Home Smart Home

Qhome runs your home, doesn’t need to get paid

The Premise. Smart home systems are cropping up everywhere, but tend to specialize in one particular concept or feature, whether it’s energy-saving, security, or climate control. These devices give the illusion of a smart home while leaving several components woefully unconnected.

The Product. Qhome is a smart home hub that offers a greater degree of functionality than the partial smart home devices that have shown up to swell the market. Operating through a series of distinct modes as well as individual customization, Qhome can open curtains, close windows, keep a running grocery list as things are removed from the fridge, and send cleaning robots out as needed to keep things tidy, all from a smartphone or through its own programming.

The Pitch. Developer Quatanium introduces viewers to Qhome by showing a young professional who can only focus so well on his job because his home monitors and operates itself. From getting him up in the morning all the way to notifying him that there’s no more jam in the fridge, Qhome steers the video’s hero through all the aspects of his home life right up to his date that night. Unfortunately, as viewers ask how all of this might be possible, the campaign page itself has no follow-through, focusing more on general discussion of the history of smart home technology and how it functions rather than explaining how the product itself works. Backers might be interested in helping Quatanium reach its huge $500,000, but will have to do so with several questions still in their minds.

The Perks. Getting started with a Qhome system costs as little as $99, to get the app and control components for two devices. A more complete system with a hub, 5 components, and a wireless music player costs $249. Those who are more concerned with security can add an extra 5 control components and a wireless security camera to their system at the $599, while anyone who wants their system designed to maximize effectiveness in their home can get a personalized system built for $1,999. All tiers except the personalized system will ship by March 2015, with the latter shipping in July 2015.

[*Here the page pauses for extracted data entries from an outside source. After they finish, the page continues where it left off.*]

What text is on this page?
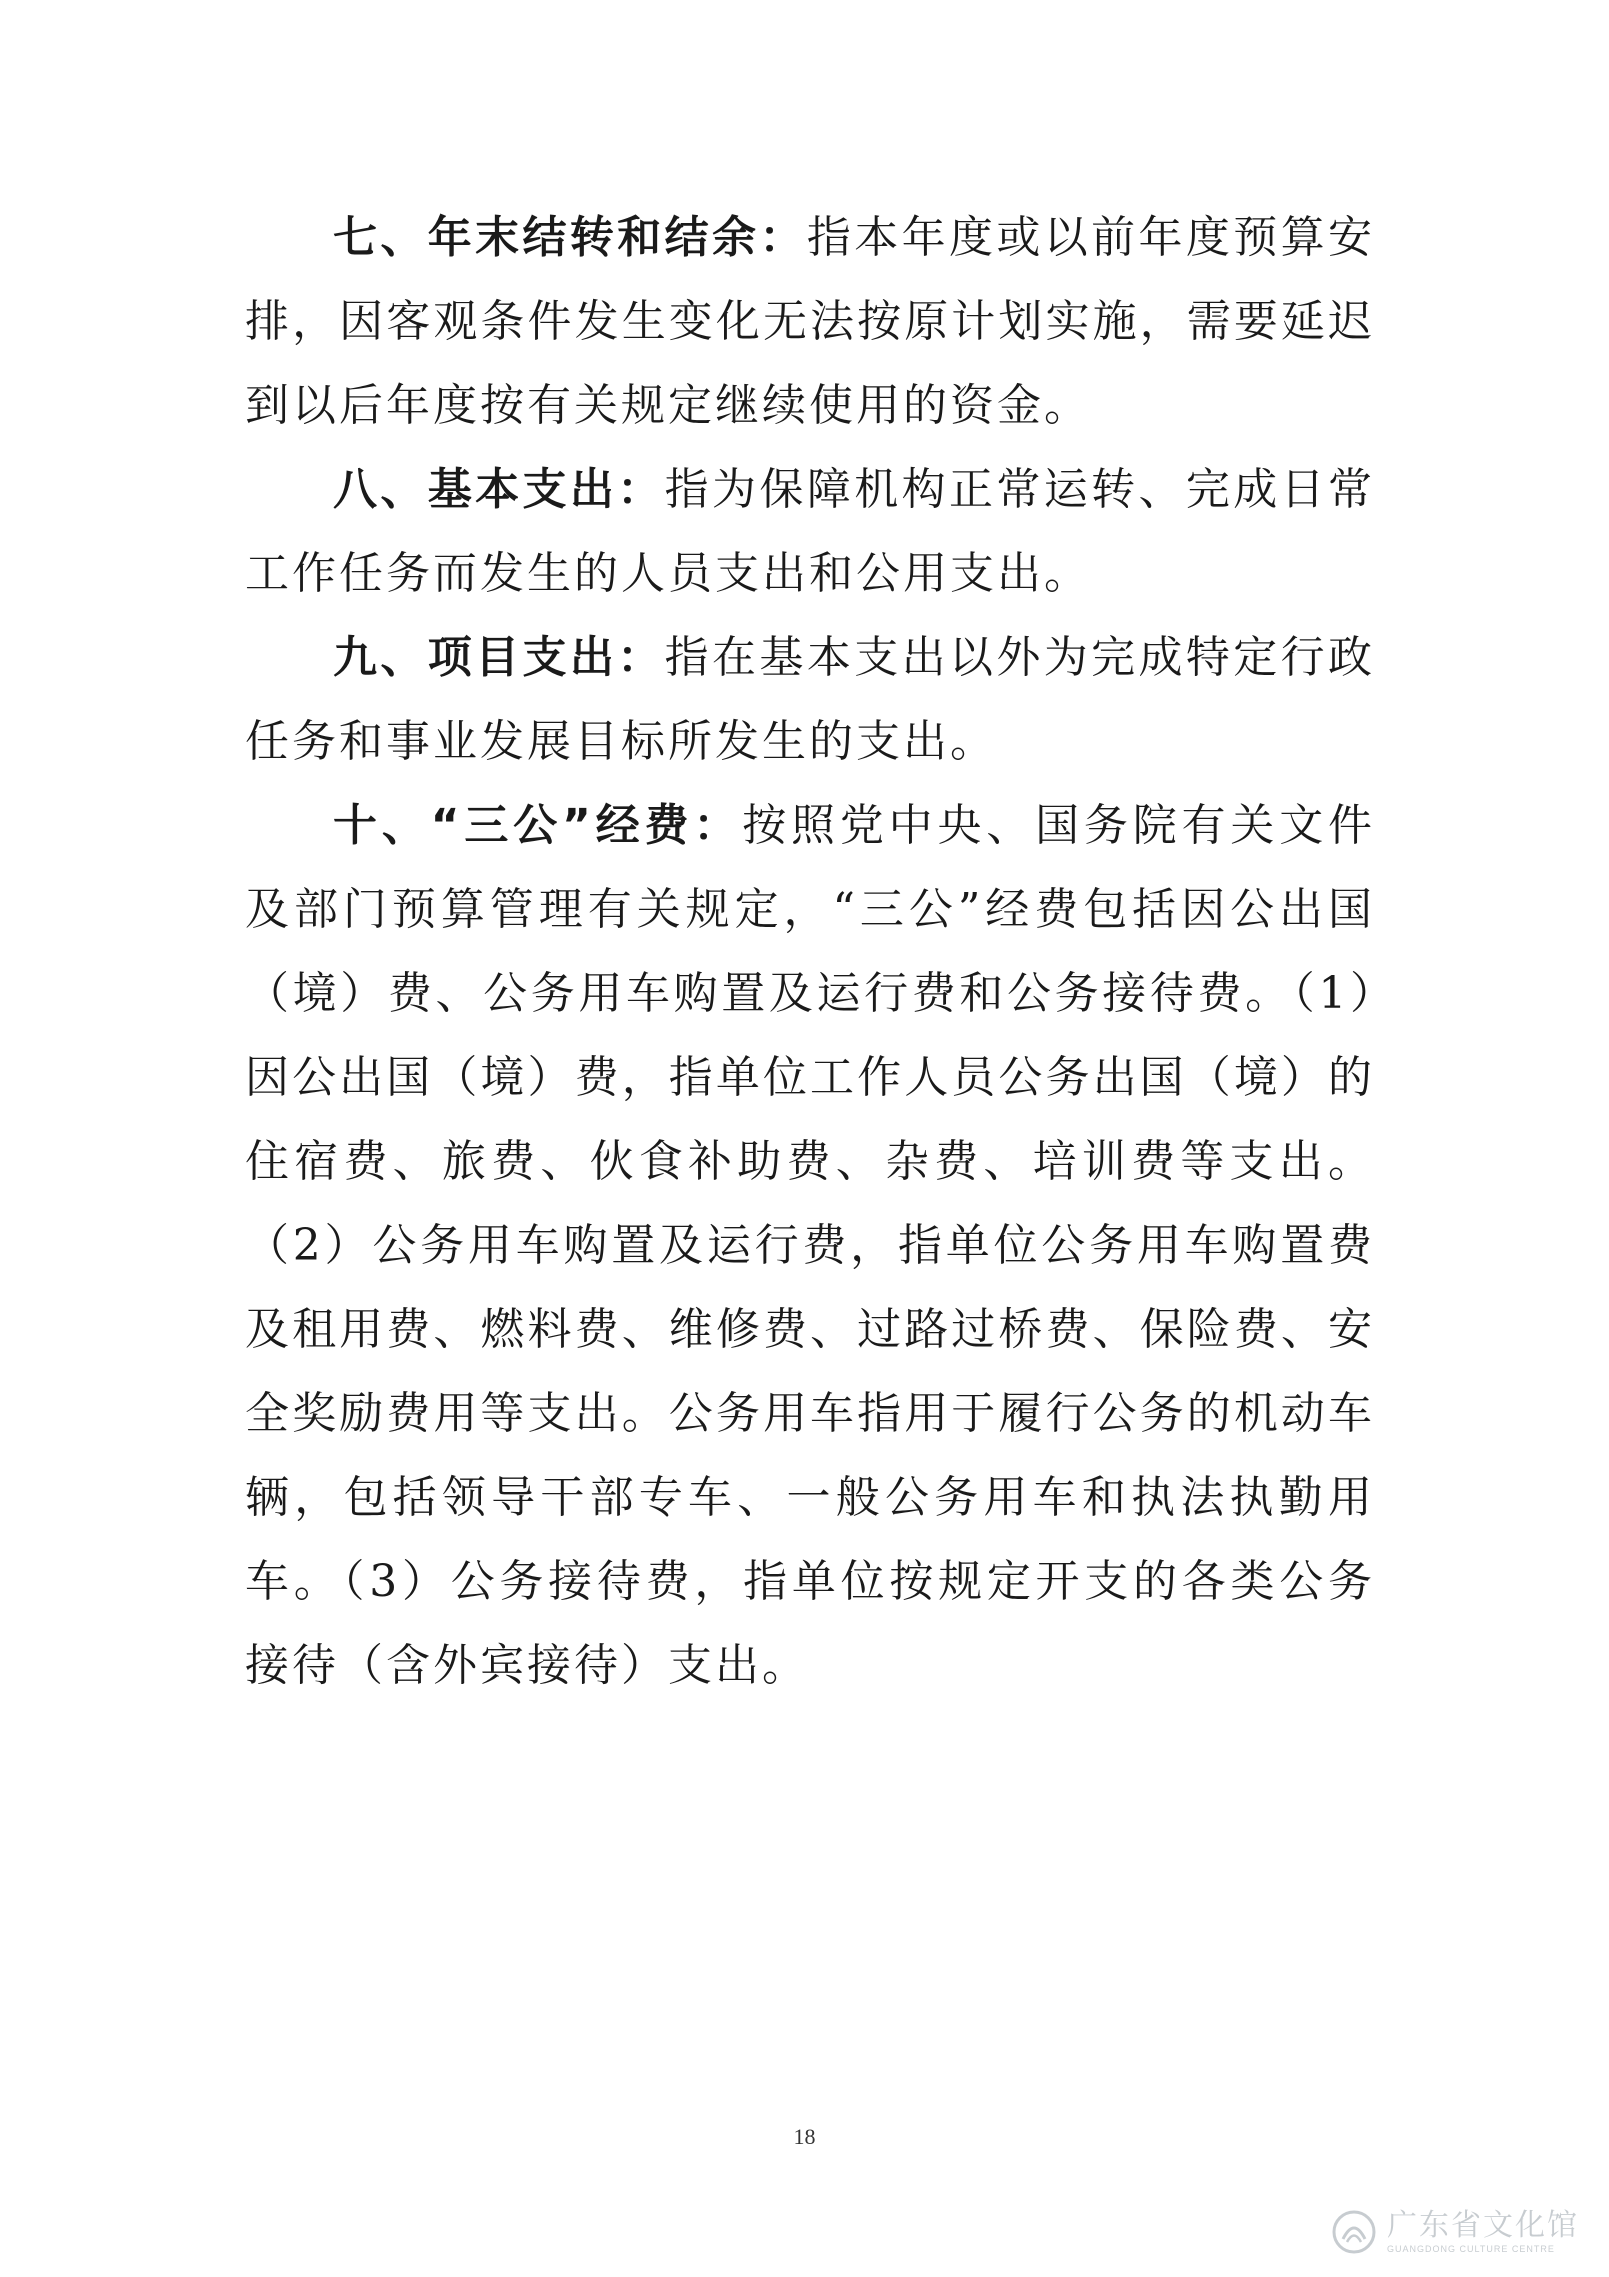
七、年末结转和结余：指本年度或以前年度预算安排，因客观条件发生变化无法按原计划实施，需要延迟到以后年度按有关规定继续使用的资金。

八、基本支出：指为保障机构正常运转、完成日常工作任务而发生的人员支出和公用支出。

九、项目支出：指在基本支出以外为完成特定行政任务和事业发展目标所发生的支出。

十、“三公”经费：按照党中央、国务院有关文件及部门预算管理有关规定，“三公”经费包括因公出国（境）费、公务用车购置及运行费和公务接待费。（1）因公出国（境）费，指单位工作人员公务出国（境）的住宿费、旅费、伙食补助费、杂费、培训费等支出。（2）公务用车购置及运行费，指单位公务用车购置费及租用费、燃料费、维修费、过路过桥费、保险费、安全奖励费用等支出。公务用车指用于履行公务的机动车辆，包括领导干部专车、一般公务用车和执法执勤用车。（3）公务接待费，指单位按规定开支的各类公务接待（含外宾接待）支出。

18
广东省文化馆
GUANGDONG CULTURE CENTRE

The Potential. When it comes to potential, the idea behind Qhome has an awful lot of it. However, without more details and more explanation, it’s easy to get the impression that nothing may ever come of all that potential. Qhome makes a lot of bold claims and is fairly cost-effective. Now, all that remains to be seen is if it can back up all of its talk.

Home Lighting

LightFreq uses Wi-Fi, lets your house get its freak on

The Premise. “Smart lighting” has become one of the latest trends to hit homes and offices. In the past, choices were limited to light bulb style and wattage – usually dictated by a lamp’s requirements. Luckily for us, light bulbs have fast-tracked it to evolutionary nirvana.

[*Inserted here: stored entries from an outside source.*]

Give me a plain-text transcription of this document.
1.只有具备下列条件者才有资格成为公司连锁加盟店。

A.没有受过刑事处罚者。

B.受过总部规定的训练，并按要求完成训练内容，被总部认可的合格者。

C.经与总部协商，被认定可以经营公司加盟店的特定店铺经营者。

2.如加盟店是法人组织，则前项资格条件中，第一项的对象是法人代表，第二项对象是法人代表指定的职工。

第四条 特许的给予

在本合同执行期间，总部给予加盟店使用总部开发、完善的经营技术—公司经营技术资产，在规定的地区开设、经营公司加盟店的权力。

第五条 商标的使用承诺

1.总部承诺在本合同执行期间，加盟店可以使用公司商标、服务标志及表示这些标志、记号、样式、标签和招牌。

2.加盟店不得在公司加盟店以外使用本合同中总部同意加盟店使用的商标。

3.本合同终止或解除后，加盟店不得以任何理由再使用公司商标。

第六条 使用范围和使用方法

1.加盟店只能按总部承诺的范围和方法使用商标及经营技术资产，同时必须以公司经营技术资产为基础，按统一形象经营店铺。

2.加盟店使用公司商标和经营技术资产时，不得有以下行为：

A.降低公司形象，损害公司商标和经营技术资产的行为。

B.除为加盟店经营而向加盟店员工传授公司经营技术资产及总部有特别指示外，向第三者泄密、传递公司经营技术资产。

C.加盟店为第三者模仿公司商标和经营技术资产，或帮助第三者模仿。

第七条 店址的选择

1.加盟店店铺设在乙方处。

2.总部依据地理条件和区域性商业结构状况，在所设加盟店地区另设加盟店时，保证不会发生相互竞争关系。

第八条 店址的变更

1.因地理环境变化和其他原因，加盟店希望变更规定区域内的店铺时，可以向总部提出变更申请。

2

The Product. LightFreq is a multi-color, energy efficient LED light bulb with built-in Wi-Fi, Bluetooth, and HD Audio controlled by a smartphone app. LightFreq gives consumers and business owners the ability to turn lights on, control dimmers, colors, and other unique abilities. For consumers there is a built-in “follow me” feature which will turn lights on and off as you enter and leave the rooms in your house (as long as your smartphone is with you). The same can be set for audio if you choose to listen to music. Different lighting motifs can be turned on so that LightFreq chooses the colors, which colors to change to, and how fast to change them to the beats of your tunes. Similarly you can set your LightFreq to flash in different colors when you receive a social media notification, text message or phone call. LightFreq also allows you to play God in a neat way with an intercom feature allowing you to speak into a specific LightFreq in another room OR into all LightFreqs in your house at once. LightFreq even works as a morning alarm turning on light, music, or both gradually until you are bopping around in a fresh new day.

The Pitch. LightFreq’s video showcases the many utilities of having the product in your home or business. Devon, Founder of LightFreq, presents his concept of putting sound and light together into one product. The video also features Colin and Rob, chief designers, who explain the importance of putting the best technology into the smallest space to create a powerful speaker. One screen even boasts better sound quality than Beats Pill, but there is no reference data source. Later down the page, Devon hosts a few demos of the product and there’s even a LightFreq soundtrack you can sample. The campaign is looking to raise $50,000 over 30 days on Kickstarter.

The Perks. For just $55 Early Birds can secure their own LightFreq, but a pledge of $70 will take care of late-comers. If you’re interested in the KickStarter special edition, there is a $30 premium for black matte and KickStarter green logo. For $10,000 the founders will come to your business and set up 60 LightFreqs at your office (travel costs not included).

The Potential. Smart lighting has become a very popular concept in the last few years and LightFreq should be able to capture a lot of interest. Backerjack featured a similar product, Whome, with a slightly different design but almost the same functionality as LightFreq. One major difference between the products is that Whome does not use Bluetooth, which could be one of the reasons that the project was ultimately not funded, besides an unnecessarily technical campaign page.